Representantes de religiões de matriz africana apresentaram na última segunda-feira, 30, uma petição na Câmara Municipal de São Paulo denunciando o Brasil na Corte Interamericana de Direitos Humanos pelo número crescente de casos de intolerância religiosa.
O evento mobilizou centenas de sacerdotes e adeptos no Salão Nobre da Casa Legislativa, para chamar a atenção da sociedade para o problema e aumentar a adesão ao movimento, conforme informou a assessoria da Câmara.
De acordo com dados da Universidade Federal do Rio de Janeiro (UFRJ) divulgados no começo de 2017, o Brasil teve quase 700 denúncias de intolerância religiosa entre os anos de 2011 e 2015. Deste total, 71,15% dos casos foram contra religiões afro-brasileiras. O Rio de Janeiro é o estado que lidera em número as agressões, seguido por Minas Gerais e São Paulo.
Segundo a Secretaria de Direitos Humanos e Políticas para Mulheres e Idosos do Rio (SEDHMI), de julho até o início de outubro de 2017, foram registrados 41 casos de intolerância religiosa no estado. A região da Baixada Fluminense foi responsável por cerca de 30% das denúncias recebidas, enquanto os traficantes foram os autores de 10% dos casos de intolerância, chegando a obrigar os sacerdotes a destruírem os seus próprios terreiros.
Sobre o assunto, a Sputnik Brasil conversou com exclusividade com o advogado Hédio Silva Júnior, ex-secretário de Justiça de São Paulo e uma das lideranças desse movimento contra a intolerância religiosa no país. Segundo ele, embora mais evidente na região Sudeste, esse é um fenômeno que se alastra por todo o país.

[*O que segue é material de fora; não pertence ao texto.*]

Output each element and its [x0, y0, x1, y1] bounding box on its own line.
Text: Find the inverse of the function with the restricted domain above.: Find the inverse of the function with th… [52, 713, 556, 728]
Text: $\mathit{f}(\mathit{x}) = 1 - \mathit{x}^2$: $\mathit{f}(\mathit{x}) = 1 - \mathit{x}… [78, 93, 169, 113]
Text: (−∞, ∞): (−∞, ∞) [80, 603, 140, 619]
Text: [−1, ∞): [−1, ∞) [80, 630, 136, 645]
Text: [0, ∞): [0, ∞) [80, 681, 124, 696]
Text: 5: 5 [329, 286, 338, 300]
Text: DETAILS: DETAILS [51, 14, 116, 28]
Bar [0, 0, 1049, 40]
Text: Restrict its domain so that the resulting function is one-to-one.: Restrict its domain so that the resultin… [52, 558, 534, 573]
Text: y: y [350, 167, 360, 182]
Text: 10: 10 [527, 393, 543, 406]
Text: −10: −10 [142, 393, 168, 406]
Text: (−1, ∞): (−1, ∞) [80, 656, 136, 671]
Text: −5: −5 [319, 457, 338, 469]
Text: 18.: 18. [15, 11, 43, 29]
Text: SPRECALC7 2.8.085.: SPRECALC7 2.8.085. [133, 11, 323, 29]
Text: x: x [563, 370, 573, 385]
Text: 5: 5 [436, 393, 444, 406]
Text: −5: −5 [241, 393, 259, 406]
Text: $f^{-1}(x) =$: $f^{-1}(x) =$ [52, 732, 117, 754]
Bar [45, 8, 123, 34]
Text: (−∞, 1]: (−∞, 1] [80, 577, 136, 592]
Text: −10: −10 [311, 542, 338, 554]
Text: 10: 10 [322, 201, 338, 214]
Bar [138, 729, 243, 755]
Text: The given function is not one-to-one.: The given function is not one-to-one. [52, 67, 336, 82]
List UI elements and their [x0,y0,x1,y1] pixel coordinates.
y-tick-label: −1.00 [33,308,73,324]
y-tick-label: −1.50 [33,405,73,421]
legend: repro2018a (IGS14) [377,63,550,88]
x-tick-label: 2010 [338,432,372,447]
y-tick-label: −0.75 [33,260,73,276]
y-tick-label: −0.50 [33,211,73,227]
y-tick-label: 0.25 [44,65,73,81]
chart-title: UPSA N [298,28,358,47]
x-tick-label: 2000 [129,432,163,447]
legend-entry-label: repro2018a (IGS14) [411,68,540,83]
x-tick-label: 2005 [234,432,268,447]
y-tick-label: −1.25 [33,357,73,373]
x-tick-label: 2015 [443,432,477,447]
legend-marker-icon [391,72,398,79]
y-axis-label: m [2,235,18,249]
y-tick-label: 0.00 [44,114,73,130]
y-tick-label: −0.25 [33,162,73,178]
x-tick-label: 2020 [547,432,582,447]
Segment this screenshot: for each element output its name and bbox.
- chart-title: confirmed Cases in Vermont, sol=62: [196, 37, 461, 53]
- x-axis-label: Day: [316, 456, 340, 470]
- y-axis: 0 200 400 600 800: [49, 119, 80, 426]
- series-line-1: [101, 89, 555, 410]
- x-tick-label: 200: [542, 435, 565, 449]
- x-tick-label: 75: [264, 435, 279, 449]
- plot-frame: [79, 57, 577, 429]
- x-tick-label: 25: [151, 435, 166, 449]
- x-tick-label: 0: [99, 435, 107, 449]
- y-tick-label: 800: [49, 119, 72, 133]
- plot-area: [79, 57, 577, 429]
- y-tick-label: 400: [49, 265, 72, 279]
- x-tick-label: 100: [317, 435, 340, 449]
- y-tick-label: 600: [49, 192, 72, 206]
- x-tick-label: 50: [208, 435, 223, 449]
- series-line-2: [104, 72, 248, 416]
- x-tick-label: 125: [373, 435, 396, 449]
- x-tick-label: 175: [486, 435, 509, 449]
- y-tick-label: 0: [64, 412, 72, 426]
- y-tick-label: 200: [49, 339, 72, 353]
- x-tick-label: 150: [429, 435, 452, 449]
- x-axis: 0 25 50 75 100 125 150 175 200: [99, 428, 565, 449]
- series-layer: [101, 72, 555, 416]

Isso é resultado do discurso do ódio religioso, da utilização da televisão e do rádio, que são concessões de serviços públicos, para a propagação do ódio, da discriminação e da intolerância religiosa. Esse traficante que vai ali e entra é um mero executor.”
Hédio explica que o problema em relação a essa questão não é a falta de arcabouço jurídico, uma vez que há um conjunto de leis no Brasil feitas para coibir esse tipo de atitude.
“A própria Constituição determina que a finalidade dos meios de comunicação — portanto, do rádio e da TV — deve ser educativa e de afirmação dos valores sociais. A Lei de Segurança Nacional prevê que é crime a apologia ao ódio religioso. O Estatuto da Igualdade Racial prevê que é obrigação do poder público impedir a propagação do ódio religioso. O Código Penal, enfim, uma série de leis prescrevem penas, inclusive penas altas para a utilização do rádio e da TV para a veiculação do ódio religioso”, explicou o especialista, destacando que um dos argumentos que estão sendo levados à corte se refere à omissão das autoridades brasileiras diante desse crescente problema.
Uma eventual sentença condenatória da Corte Interamericana teria validade plena no Brasil, país signatário do Pacto de San José da Costa Rica, podendo implicar em indenizações às vítimas e mudanças na condução dessa questão.
“O mais importante aí é uma sentença que condene o Brasil a levar a Constituição e a legislação a sério”, opinou Hédio Silva Júnior. “Absolutamente, não se faz nada. O Estado brasileiro é um Estado omisso em relação a esse tema”.